Question

High-purity benzoic acid (C6H5COOH; ΔHrxn for combustion = −3227 kJ/mol) is used as a standard for calibrating bomb calorimeters. A 1.221-g sample burns in a calorimeter (heat capacity = 1365 J/°C) that contains exactly 1.430 kg of water. What temperature change is observed?

Answer 1

Answer : The temperature change observed is $4.35^oC$

Explanation :

First we have to calculate the heat released by the combustion of benzoic acid.

$q=n\times \Delta H$

where,

q = heat released by combustion of benzoic acid = ?
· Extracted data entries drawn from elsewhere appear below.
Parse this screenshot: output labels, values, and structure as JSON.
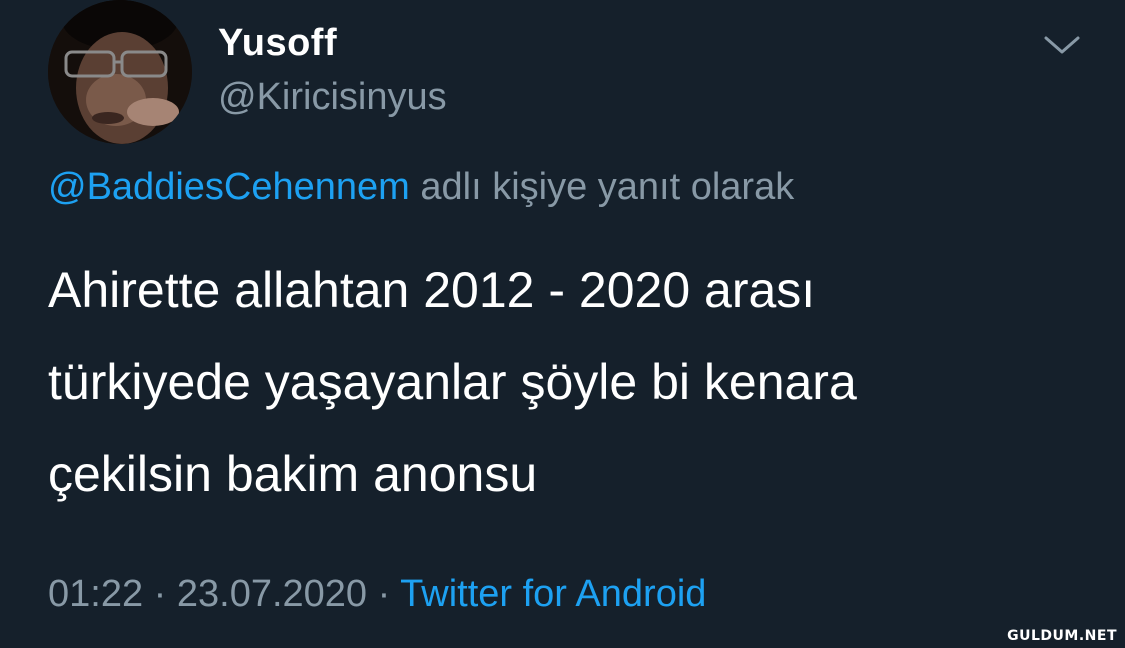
{
  "author": {
    "display_name": "Yusoff",
    "handle": "@Kiricisinyus"
  },
  "reply_context": {
    "mention": "@BaddiesCehennem",
    "suffix": " adlı kişiye yanıt olarak"
  },
  "tweet": {
    "lines": [
      "Ahirette allahtan 2012 - 2020 arası",
      "türkiyede yaşayanlar şöyle bi kenara",
      "çekilsin bakim anonsu"
    ]
  },
  "meta": {
    "time": "01:22",
    "separator": "·",
    "date": "23.07.2020",
    "source": "Twitter for Android"
  },
  "icons": {
    "menu": "chevron-down-icon"
  },
  "colors": {
    "background": "#15202b",
    "primary_text": "#ffffff",
    "secondary_text": "#8899a6",
    "accent": "#1da1f2"
  },
  "watermark": "GULDUM.NET"
}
n = moles of benzoic acid = $\frac{\text{Mass of benzoic acid}}{\text{Molar mass of benzoic acid}}=\frac{1.221g}{122.122g/mole}=0.0099mole$

$\Delta H$ = enthalpy of combustion = 3227 kJ/mole

Now put all the given values in the above formula, get:

$q=(0.0099mole)\times (3227kJ/mole)=31.9473kJ=31947.3J$

Now we have to calculate the heat absorbed.

Heat released by combustion = Heat absorbed by the calorimeter + Heat absorbed by the water

$q=[q_1+q_2]$

$q=[c_1\times \Delta T+m_2\times c_2\times \Delta T]$

where,

q = heat released by the combustion = 31947.3 J

$q_1$ = heat absorbed by the calorimeter

$q_2$ = heat absorbed by the water

$c_1$ = specific heat of calorimeter = $1365J/^oC$

$c_2$ = specific heat of water = $4.18J/g^oC$

$m_2$ = mass of water = 1.430 kg  = 1430 g

$\Delta T$ = change in temperature = ?

Now put all the given values in the above formula, we get:

$31947.3J=[(1365J/^oC\times \Delta T)+(1430g\times 4.18J/g^oC\times \Delta T)]$

$\Delta T=4.35^oC$

Therefore, the temperature change observed is $4.35^oC$